A mild hermeneutics of suspicion comes into play (and, in the process, Lieu questions some assumptions about Marcion arrived at from this common synthesis, such as the view that he engaged in extensive editing of Luke’s Gospel — his Gospel may have been different from Luke’s; that his major work was the Antitheses; that he was primarily an exegete, or indeed harshly opposed to Judaism, etc.).

Second, Marcion should be understood in his own context, his concerns seen as broadly reflecting the concerns of other second-century Christians, particularly those who operated within philosophical schools, seeking, often through an analysis of scripture influenced by philosophical assumptions, to create a coherent and intellectually satisfying account of what Christianity was.

In this reading, where Marcion is brought alongside the likes of Justin (rather than seen in opposition to them), he is not understood as a heretic — that is, someone who deviated from an already agreed credo of ideas, for there was not such a thing by this stage in Christian history — but a participant in a debate about the contents of Christian thought, which were in the process of evolving.

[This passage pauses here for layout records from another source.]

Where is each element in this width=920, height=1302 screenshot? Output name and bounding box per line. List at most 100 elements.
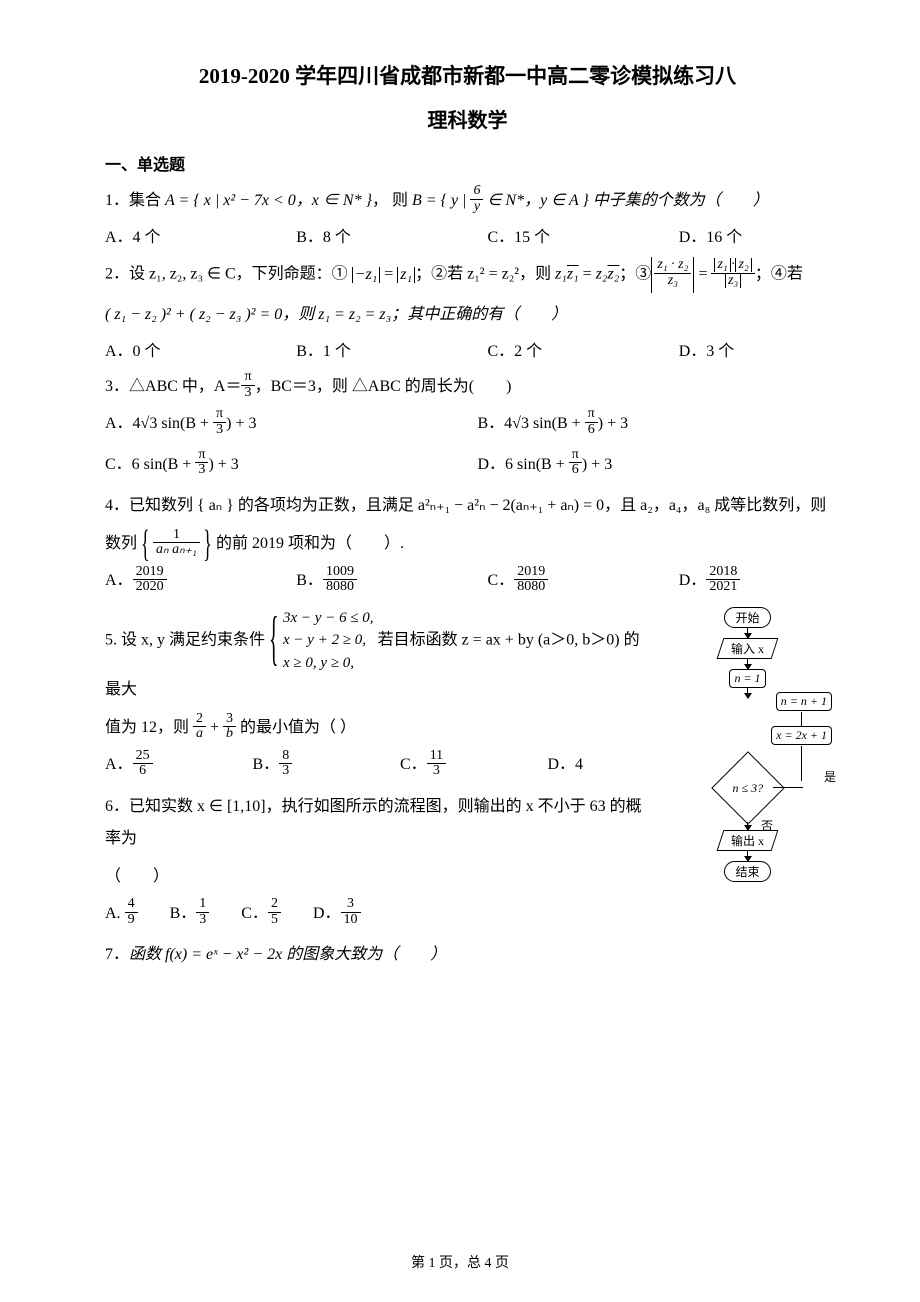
q4-b-d: 8080 [323, 580, 357, 595]
question-2-line2: ( z₁ − z₂ )² + ( z₂ − z₃ )² = 0，则 z₁ = z… [105, 299, 830, 331]
q3-options-2: C．6 sin(B + π3) + 3 D．6 sin(B + π6) + 3 [105, 450, 830, 481]
question-3: 3．△ABC 中，A＝π3，BC＝3，则 △ABC 的周长为( ) [105, 371, 830, 403]
q6-d-n: 3 [341, 897, 361, 913]
q4-a-d: 2020 [133, 580, 167, 595]
q3-frac-d: 3 [241, 386, 254, 401]
q2-num: 2． [105, 266, 129, 283]
q3-b-n: π [585, 407, 598, 423]
q5-b-l: B． [253, 756, 280, 773]
q2-f1: z₁ · z₂z₃ [651, 257, 694, 293]
q5-b-n: 8 [279, 749, 292, 765]
q5-c3: x ≥ 0, y ≥ 0, [283, 652, 374, 675]
question-7: 7．函数 f(x) = eˣ − x² − 2x 的图象大致为（ ） [105, 939, 830, 971]
q1-opt-c: C．15 个 [488, 223, 679, 247]
question-2: 2．设 z₁, z₂, z₃ ∈ C，下列命题：① −z₁ = z₁；②若 z₁… [105, 257, 830, 293]
q3-b-post: ) + 3 [598, 415, 628, 432]
q3-post: ，BC＝3，则 △ABC 的周长为( ) [255, 378, 512, 395]
q4-l2-post: 的前 2019 项和为（ ）. [216, 535, 404, 552]
question-5-line2: 值为 12，则 2a + 3b 的最小值为（ ） [105, 712, 830, 744]
q2-p2-d: z₂ [608, 266, 620, 283]
q5-opt-a: A．256 [105, 750, 253, 781]
q1-frac: 6y [470, 184, 483, 214]
q2-f1-d: z₃ [654, 274, 691, 289]
q2-options: A．0 个 B．1 个 C．2 个 D．3 个 [105, 337, 830, 361]
q2-pre: 设 z₁, z₂, z₃ ∈ C，下列命题：① [129, 266, 352, 283]
q3-a-pre: A．4√3 sin(B + [105, 415, 213, 432]
q2-f1-n: z₁ · z₂ [654, 258, 691, 274]
q2-p2-a: z₁ [555, 266, 567, 283]
q1-opt-a: A．4 个 [105, 223, 296, 247]
q6-a-l: A. [105, 905, 125, 922]
q4-seq: 1aₙ aₙ₊₁ [141, 528, 212, 560]
q5-num: 5. [105, 631, 121, 648]
q4-options: A．20192020 B．10098080 C．20198080 D．20182… [105, 566, 830, 597]
question-6-blank: （ ） [105, 861, 830, 893]
q3-opt-a: A．4√3 sin(B + π3) + 3 [105, 409, 478, 440]
q6-b-d: 3 [196, 913, 209, 928]
q4-opt-d: D．20182021 [679, 566, 870, 597]
q2-eq: = [694, 266, 711, 283]
q5-a-l: A． [105, 756, 133, 773]
q1-b-pre: B = { y | [412, 192, 470, 209]
q4-seq-d: aₙ aₙ₊₁ [153, 543, 200, 558]
q2-f2-d: z₃ [725, 274, 741, 288]
q2-p1-r: z₁ [397, 267, 415, 283]
section-1-header: 一、单选题 [105, 151, 830, 175]
q6-a-n: 4 [125, 897, 138, 913]
q3-opt-b: B．4√3 sin(B + π6) + 3 [478, 409, 851, 440]
q6-b-n: 1 [196, 897, 209, 913]
q4-num: 4． [105, 497, 129, 514]
q1-num: 1． [105, 192, 129, 209]
q1-mid: ， 则 [372, 192, 408, 209]
q3-c-post: ) + 3 [208, 456, 238, 473]
q2-p2-c: z₂ [596, 266, 608, 283]
q2-f2-na: z₁ [714, 258, 730, 272]
page: 2019-2020 学年四川省成都市新都一中高二零诊模拟练习八 理科数学 一、单… [0, 0, 920, 1302]
q5-c-d: 3 [427, 764, 446, 779]
q3-a-post: ) + 3 [226, 415, 256, 432]
q3-a-d: 3 [213, 423, 226, 438]
q4-a-n: 2019 [133, 565, 167, 581]
q6-a-d: 9 [125, 913, 138, 928]
q5-t1-d: a [193, 727, 206, 742]
q5-opt-c: C．113 [400, 750, 548, 781]
q1-frac-n: 6 [470, 184, 483, 200]
q2-p3-pre: ；③ [619, 266, 651, 283]
q5-plus: + [206, 719, 223, 736]
q2-p4-pre: ；④若 [755, 266, 803, 283]
question-1: 1．集合 A = { x | x² − 7x < 0，x ∈ N* }， 则 B… [105, 185, 830, 217]
q4-opt-b: B．10098080 [296, 566, 487, 597]
q4-b-l: B． [296, 572, 323, 589]
q2-p4: ( z₁ − z₂ )² + ( z₂ − z₃ )² = 0，则 z₁ = z… [105, 306, 567, 323]
q5-pre: 设 x, y 满足约束条件 [121, 631, 265, 648]
q3-num: 3． [105, 378, 129, 395]
q5-l2-post: 的最小值为（ ） [236, 719, 356, 736]
q3-d-d: 6 [569, 463, 582, 478]
q5-a-n: 25 [133, 749, 153, 765]
q3-pre: △ABC 中，A＝ [129, 378, 241, 395]
q3-opt-c: C．6 sin(B + π3) + 3 [105, 450, 478, 481]
q5-l2-pre: 值为 12，则 [105, 719, 193, 736]
q2-f2: z₁·z₂z₃ [711, 258, 754, 288]
q4-opt-a: A．20192020 [105, 566, 296, 597]
q6-opt-d: D．310 [313, 899, 371, 930]
q2-p1-m: = [380, 266, 397, 283]
q1-b-post: ∈ N*，y ∈ A } 中子集的个数为（ ） [483, 192, 768, 209]
q5-c-n: 11 [427, 749, 446, 765]
q3-d-post: ) + 3 [582, 456, 612, 473]
q5-t2-d: b [223, 727, 236, 742]
q2-p2-pre: ；②若 z₁² = z₂²，则 [415, 266, 555, 283]
q6-opt-b: B．13 [170, 899, 220, 930]
q2-opt-a: A．0 个 [105, 337, 296, 361]
q3-d-pre: D．6 sin(B + [478, 456, 569, 473]
flow-loop-yes-line [773, 787, 803, 788]
q3-frac: π3 [241, 370, 254, 400]
doc-title: 2019-2020 学年四川省成都市新都一中高二零诊模拟练习八 [105, 60, 830, 90]
q2-opt-d: D．3 个 [679, 337, 870, 361]
q6-opt-c: C．25 [241, 899, 291, 930]
q5-c1: 3x − y − 6 ≤ 0, [283, 607, 374, 630]
q6-d-l: D． [313, 905, 341, 922]
q4-a-l: A． [105, 572, 133, 589]
q6-c-n: 2 [268, 897, 281, 913]
q4-d-n: 2018 [706, 565, 740, 581]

Marcion’s heresy is something that comes to be attributed to him, his status as a heretic something that was created and not essentially a part of him.

But Lieu does not see Marcion as simply a product of his age and its preoccupations, a kind of cipher of early Christian theological concerns. There is much that is distinctive about him, and she is keen to make this clear. So, for instance, the separation that Marcion posits between the supreme and creator deities goes much further than any of his contemporaries would have envisaged, as does his negative portrayal of the God of the Old Testament. But in this Marcion is simply a distinctive participant in a set of established debates about the nature of God, the created order, the part played by human beings, and “the nature of authority by which answers to these questions could be given”.

Marcion emerges from Lieu’s book a paler figure than some might want. But such an objection is a matter of taste, not of substance. Lieu’s attempt to situate Marcion in his context, and to see him as a thoroughly Christian thinker reflecting contemporary concerns, albeit distinctively, presents us with a challenging and provocative way of reading him. Some will, no doubt, question her sceptical approach to the relevant extant sources and some of the specific conclusions that she comes to (Marcion studies remain at many points a technical area); and some will think that her reading of Marcion alongside rather than against other Christian authors of the second century makes Marcion a cuddly Christian experimenter rather than the dangerous outsider he was.

Some, too, may wonder what criteria Lieu has employed in the creation of her own Marcion (these are never explicitly stated, though contextual plausibility might sum them up). But few will question the fact that, in its distinctive reading of Marcion, Lieu’s work will continue to challenge and stimulate not only those interested in him but those interested in early Christianity more generally.

Dr James Carleton Paget is Senior Lecturer in New Testament Studies in the Faculty of Divinity of the University of Cambridge, and a Fellow and Tutor of Peterhouse.